Ao abrir a tampa, um cheiro forte e amargo invadiu suas narinas.
Ele franziu a testa imediatamente, com uma expressão de desdém no rosto bonito, e disse em tom de súplica:
— Daniela Vieira, este sopa deve ser muito amargo, só pelo cheiro já dá para saber.
— Eu... eu posso não beber? Se eu beber mais água, a febre também pode baixar.
— Não dizem que quando se está resfriado é só beber bastante água quente? Eu bebo mais alguns copos e pronto. Agora minha febre está em trinta e oito graus, não tão alta quanto ontem.
Ele realmente tinha pavor de remédios amargos. Aquele suposto sopa, escuro e com um cheiro amargo, era comparável a um remédio fitoterápico forte.
Sem precisar provar, ele sabia que o sopa era amargo como fel.
Ele não queria beber!
Se soubesse que Daniela Vieira viria à empresa hoje e que ainda se preocupava com ele, teria trazido os remédios que o médico receitou ontem e continuado o tratamento.
Ah, aqueles dois pacotes de remédio, ele os jogou no lixo.
— Você acha que água quente é a solução para tudo? Você está com um resfriado forte. Quem mandou você beber tanta água? O que a gravidez de outra pessoa tem a ver com você? Por que ficou tão alterado?
— Eu não estava alterado, estava me sentindo mal, por isso acabei bebendo alguns copos a mais.
Francisco Pinto tentou se explicar.
— Cíntia confirmou a gravidez?
Francisco Pinto perguntou novamente.
Ele era o melhor amigo de infância de Cíntia e ainda não tinha recebido a notícia. Como Daniela Vieira sabia antes dele?

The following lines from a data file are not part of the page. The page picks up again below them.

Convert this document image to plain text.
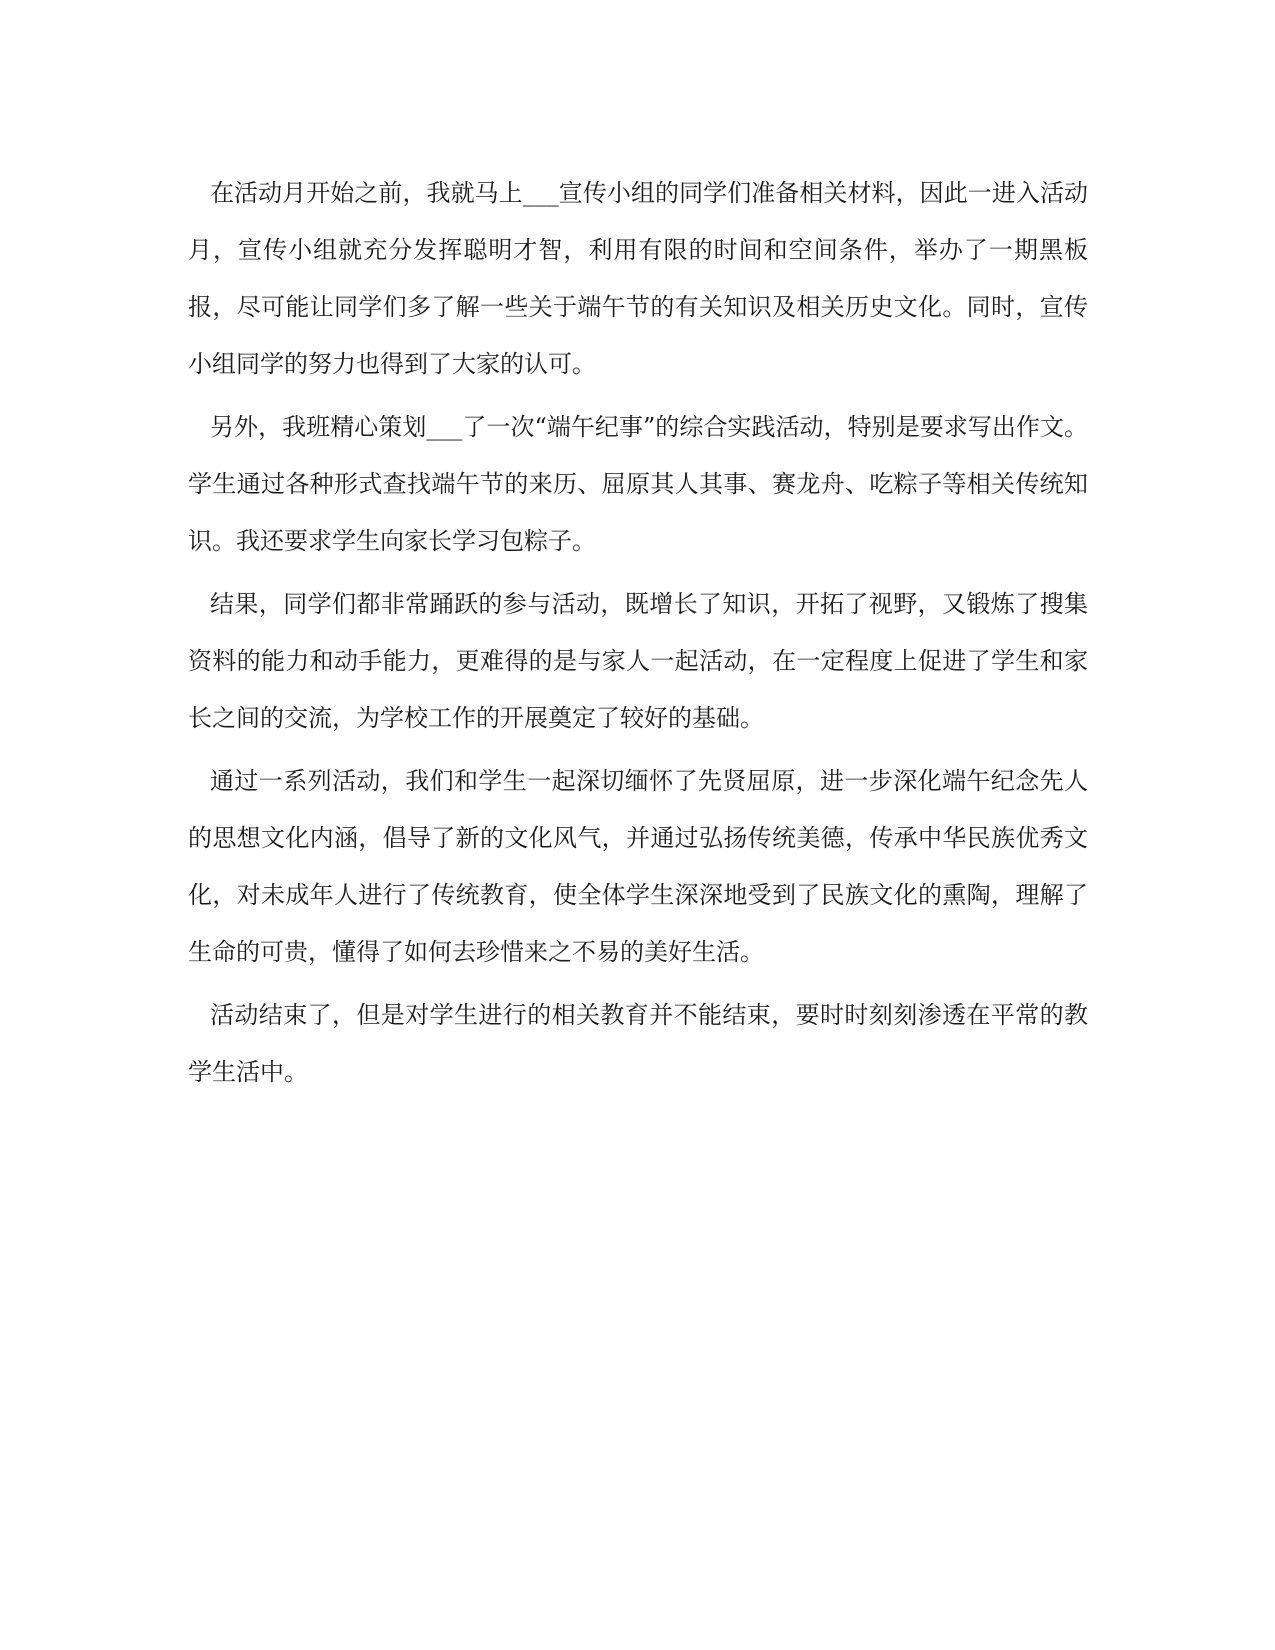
在活动月开始之前，我就马上___宣传小组的同学们准备相关材料，因此一进入活动月，宣传小组就充分发挥聪明才智，利用有限的时间和空间条件，举办了一期黑板报，尽可能让同学们多了解一些关于端午节的有关知识及相关历史文化。同时，宣传小组同学的努力也得到了大家的认可。

另外，我班精心策划___了一次“端午纪事”的综合实践活动，特别是要求写出作文。学生通过各种形式查找端午节的来历、屈原其人其事、赛龙舟、吃粽子等相关传统知识。我还要求学生向家长学习包粽子。

结果，同学们都非常踊跃的参与活动，既增长了知识，开拓了视野，又锻炼了搜集资料的能力和动手能力，更难得的是与家人一起活动，在一定程度上促进了学生和家长之间的交流，为学校工作的开展奠定了较好的基础。

通过一系列活动，我们和学生一起深切缅怀了先贤屈原，进一步深化端午纪念先人的思想文化内涵，倡导了新的文化风气，并通过弘扬传统美德，传承中华民族优秀文化，对未成年人进行了传统教育，使全体学生深深地受到了民族文化的熏陶，理解了生命的可贵，懂得了如何去珍惜来之不易的美好生活。

活动结束了，但是对学生进行的相关教育并不能结束，要时时刻刻渗透在平常的教学生活中。
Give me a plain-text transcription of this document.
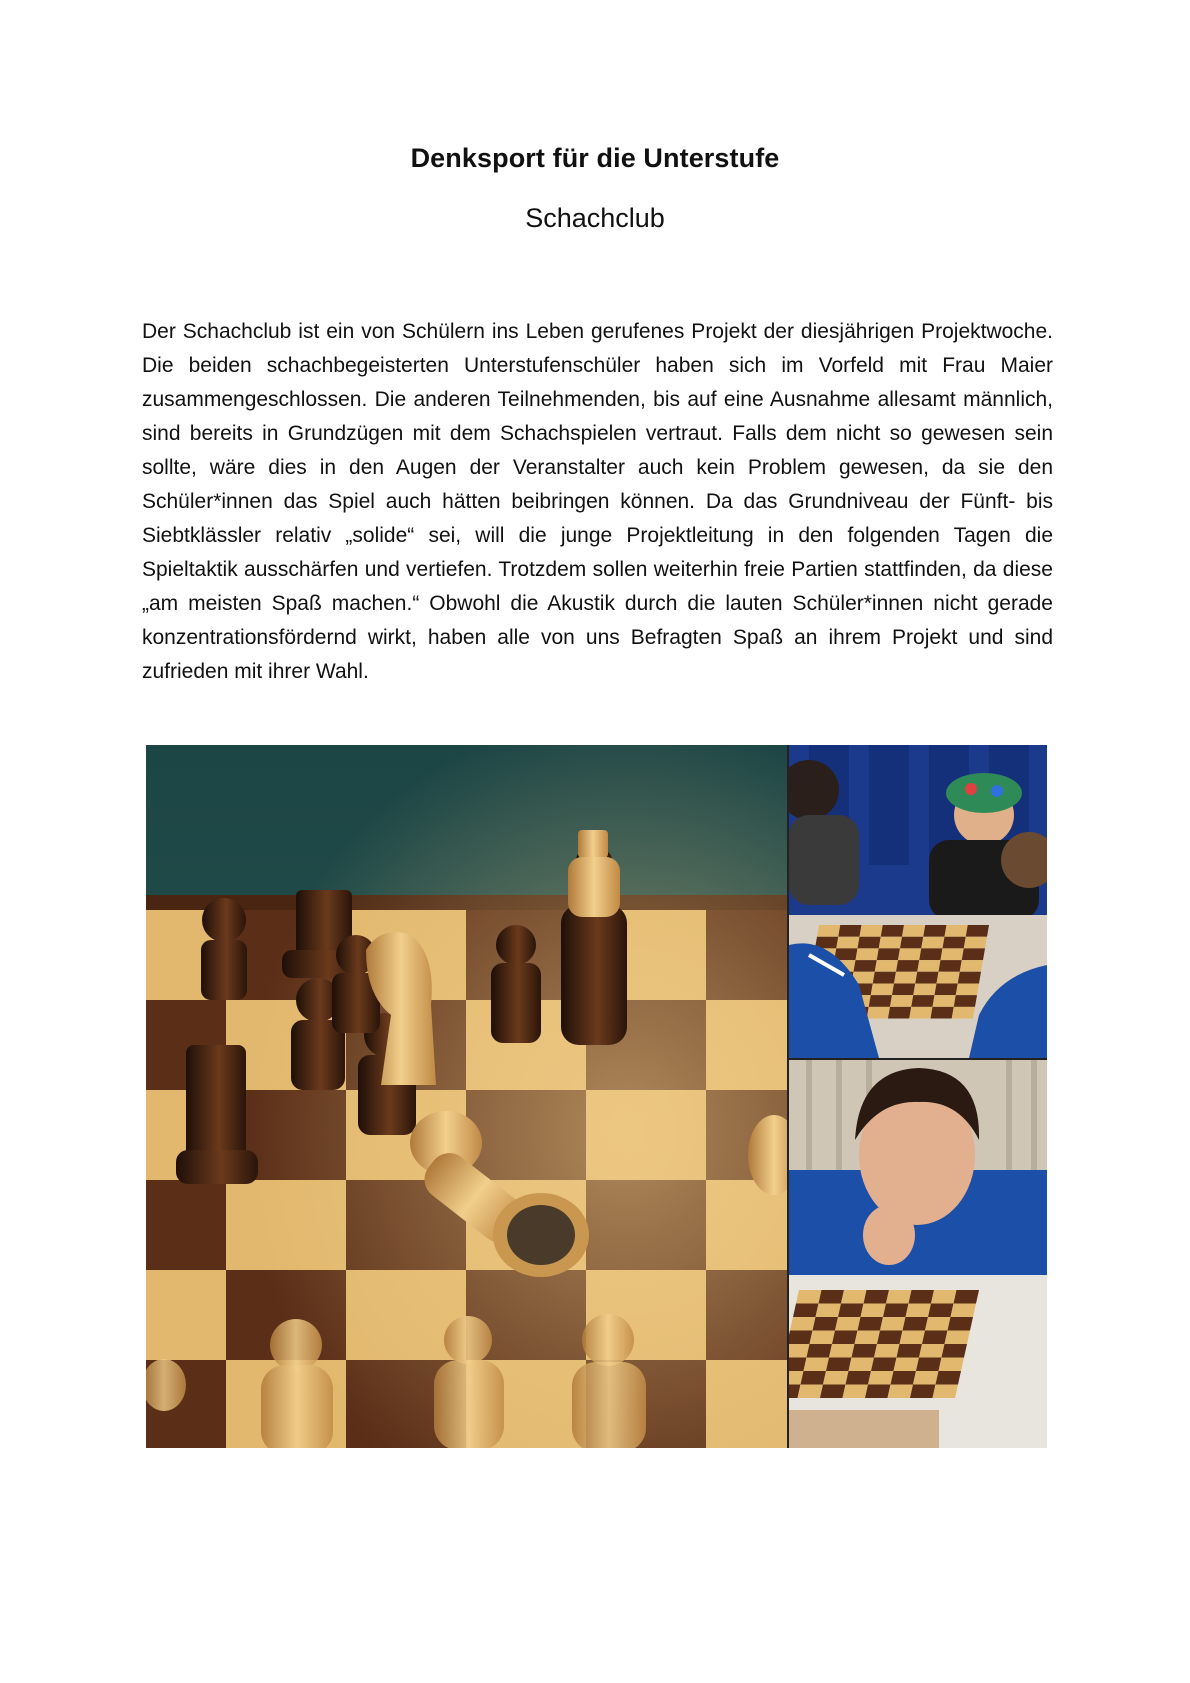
Denksport für die Unterstufe
Schachclub

Der Schachclub ist ein von Schülern ins Leben gerufenes Projekt der diesjährigen Projektwoche. Die beiden schachbegeisterten Unterstufenschüler haben sich im Vorfeld mit Frau Maier zusammengeschlossen. Die anderen Teilnehmenden, bis auf eine Ausnahme allesamt männlich, sind bereits in Grundzügen mit dem Schachspielen vertraut. Falls dem nicht so gewesen sein sollte, wäre dies in den Augen der Veranstalter auch kein Problem gewesen, da sie den Schüler*innen das Spiel auch hätten beibringen können. Da das Grundniveau der Fünft- bis Siebtklässler relativ „solide“ sei, will die junge Projektleitung in den folgenden Tagen die Spieltaktik ausschärfen und vertiefen. Trotzdem sollen weiterhin freie Partien stattfinden, da diese „am meisten Spaß machen.“ Obwohl die Akustik durch die lauten Schüler*innen nicht gerade konzentrationsfördernd wirkt, haben alle von uns Befragten Spaß an ihrem Projekt und sind zufrieden mit ihrer Wahl.
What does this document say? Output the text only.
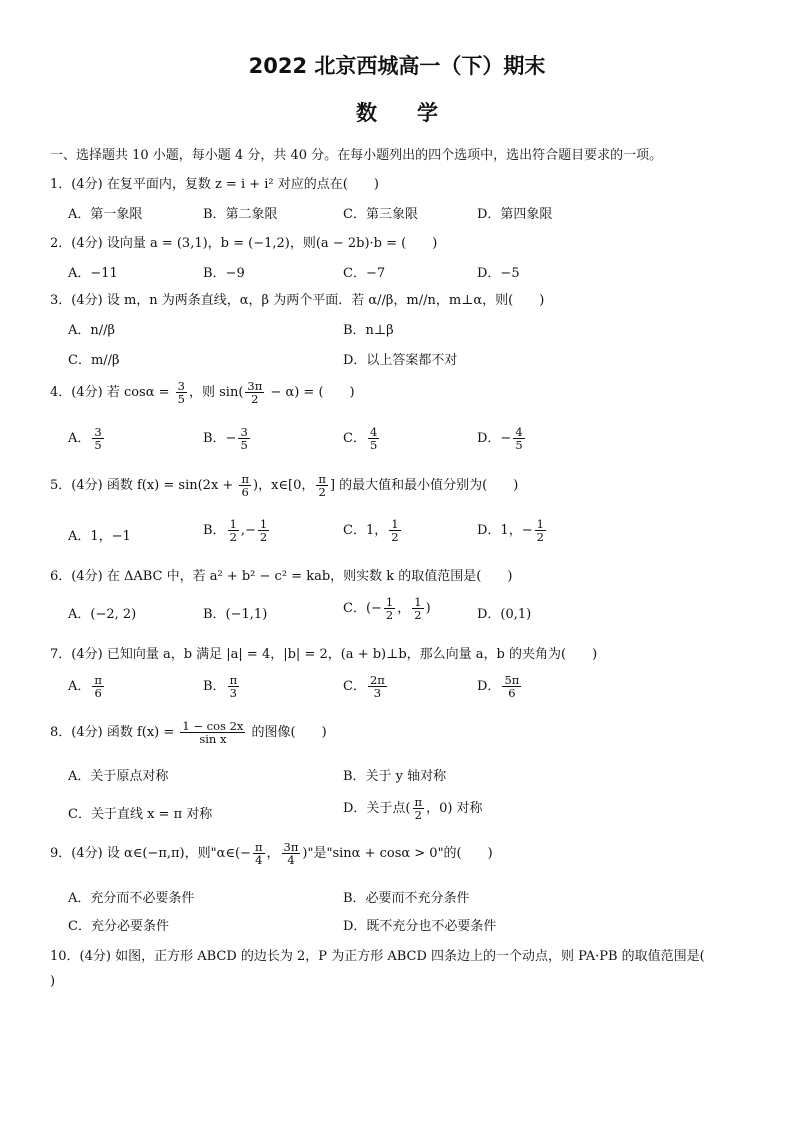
2022 北京西城高一（下）期末
数学
一、选择题共 10 小题，每小题 4 分，共 40 分。在每小题列出的四个选项中，选出符合题目要求的一项。
1．(4分) 在复平面内，复数 z = i + i² 对应的点在(　　)
A．第一象限	B．第二象限	C．第三象限	D．第四象限
2．(4分) 设向量 a = (3,1)，b = (−1,2)，则(a − 2b)·b = (　　)
A．−11	B．−9	C．−7	D．−5
3．(4分) 设 m，n 为两条直线，α，β 为两个平面．若 α//β，m//n，m⊥α，则(　　)
A．n//β	B．n⊥β
C．m//β	D．以上答案都不对
4．(4分) 若 $\cos\alpha = \frac{3}{5}$ ，则 $\sin( \frac{3\pi}{2} - \alpha)$ = (　　)
A． $\frac{3}{5}$	B．− $\frac{3}{5}$	C． $\frac{4}{5}$	D．− $\frac{4}{5}$
5．(4分) 函数 $f(x) = \sin(2x + \frac{\pi}{6}$ )，x∈[0， $\frac{\pi}{2}$ ] 的最大值和最小值分别为(　　)
A．1，−1	B． $\frac{1}{2}$ ,− $\frac{1}{2}$	C．1， $\frac{1}{2}$	D．1，− $\frac{1}{2}$
6．(4分) 在 ΔABC 中，若 a² + b² − c² = kab，则实数 k 的取值范围是(　　)
A．(−2, 2)	B．(−1,1)	C．(− $\frac{1}{2}$ ， $\frac{1}{2}$ )	D．(0,1)
7．(4分) 已知向量 a，b 满足 |a| = 4，|b| = 2，(a + b)⊥b，那么向量 a，b 的夹角为(　　)
A． $\frac{\pi}{6}$	B． $\frac{\pi}{3}$	C． $\frac{2\pi}{3}$	D． $\frac{5\pi}{6}$
8．(4分) 函数 $f(x) = \frac{1 - \cos 2x}{\text{sin x}}$ 的图像(　　)
A．关于原点对称	B．关于 y 轴对称
C．关于直线 x = π 对称	D．关于点( $\frac{\pi}{2}$ ，0) 对称
9．(4分) 设 α∈(−π,π)，则"α∈(− $\frac{\pi}{4}$ ， $\frac{3\pi}{4}$ )"是"sinα + cosα > 0"的(　　)
A．充分而不必要条件	B．必要而不充分条件
C．充分必要条件	D．既不充分也不必要条件
10．(4分) 如图，正方形 ABCD 的边长为 2，P 为正方形 ABCD 四条边上的一个动点，则 PA·PB 的取值范围是(
)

— Como eu vou saber? Não perguntei a ela. Isso é problema dela, não tem nada a ver comigo. Não sou eu que estou grávida dele.
Daniela Vieira respondeu, impaciente.
— Beba logo este sopa. Pare de inventar desculpas. Um homem de trinta anos com medo de um copo de sopa? Se isso vazar, todo mundo vai rir de você.
Francisco Pinto levou o copo à boca e tomou um gole minúsculo.
O amargor era insuportável. Ele cuspiu imediatamente.
Daniela Vieira o fuzilou com o olhar.
— Esse sopa me custou cinco reais!
Francisco Pinto largou o copo, pegou a carteira, tirou uma nota de cinquenta reais e a jogou na mesa na frente de Daniela Vieira, dizendo:
— Tome, aqui estão cinquenta reais.
Quem era ela, afinal?
— Você veio aqui por causa dos atores, não é?
Quando Daniela Vieira abriu a porta do escritório, Francisco Pinto disse de repente.
Só então ele adivinhou o verdadeiro motivo de sua visita.
Daniela Vieira virou a cabeça.
— Se você não quer emprestá-los, tudo bem. No pior dos casos, eu mesma pago para contratar atores.
Ou então, ela poderia trazer mais alguns investidores, e deixar que eles se preocupassem com os atores.
Investidores...
Havia uma pessoa com muito dinheiro e disposta a acreditar nela e em Janaina: Henrique Sousa.
Será que ela deveria procurar Henrique Sousa e convencê-lo a se tornar um investidor em suas minisséries?
Henrique Sousa gostava de Janaina Assis. Era algo que ela precisava discutir com Janaina.
Daniela Vieira decidiu que voltaria para conversar com a amiga: ou elas gastariam mais dinheiro para contratar atores, ou tentariam convencer Henrique Sousa e Victor Amaral a investir.